Abstract: Nowadays the internet provides a lot of open data for public use. Those can be written in various data types and cover plenty of subjects. Because of that the absence of a standard results into the main problem. Every provider can decide for himself how the data is constructed.
The JValue project is dedicated to this problem and aims to be the central point where those open data are gathered and optimized. Currently the JValue Open- Data-Service (ODS) provides the extraction, transformation and retrieving of open data supporting numerous protocols and data formats.
However until now there is only a very generic interface for the retrieval of those open data since the system currently ignores any data structure. In addition to that any provider can alter their data structure and upload it after the adjustment process, since they are not bound to any restrictions. This can lead to major restrictions or even the loss of the data gathering process.
To counteract this behavior a process shall be introduced, which allows the ODS to structure those open data. Furthermore a schema recommendation for the data should be generated, which then will be the foundation of the remaining data gathering process.
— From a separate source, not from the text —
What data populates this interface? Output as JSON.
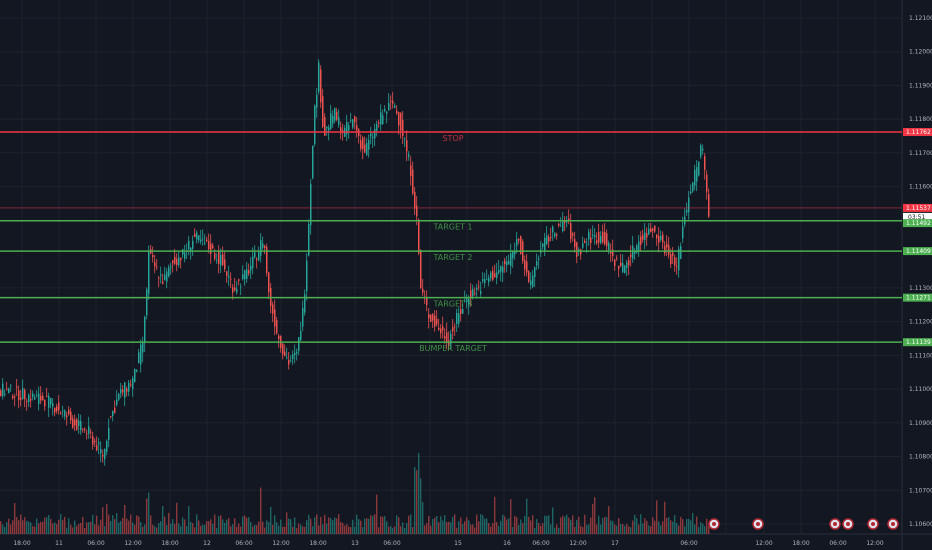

As a consequence of the introduced data schema there is now a possibility to also derive fitting database tables from those schema. This tables should be created and filled dynamically and provide the user a fully and easy accessible interface. As an implication of the persistent structured data, the earlier mentioned problem of frequently changing data structures can now be easily solved. The schema can be used to validate those imported and transformed data. By also adding a corresponding visual state to those data configurations, the user will be able to react up on changed data structures.
Keywords: data engineering, schema recommendation, open data
PDF: Master Thesis
Reference: Alexander Mahler. Giving Structure to Open Data in the JValue ODS. Master Thesis. Friedrich-Alexander-Universität Erlangen-Nürnberg: 2021.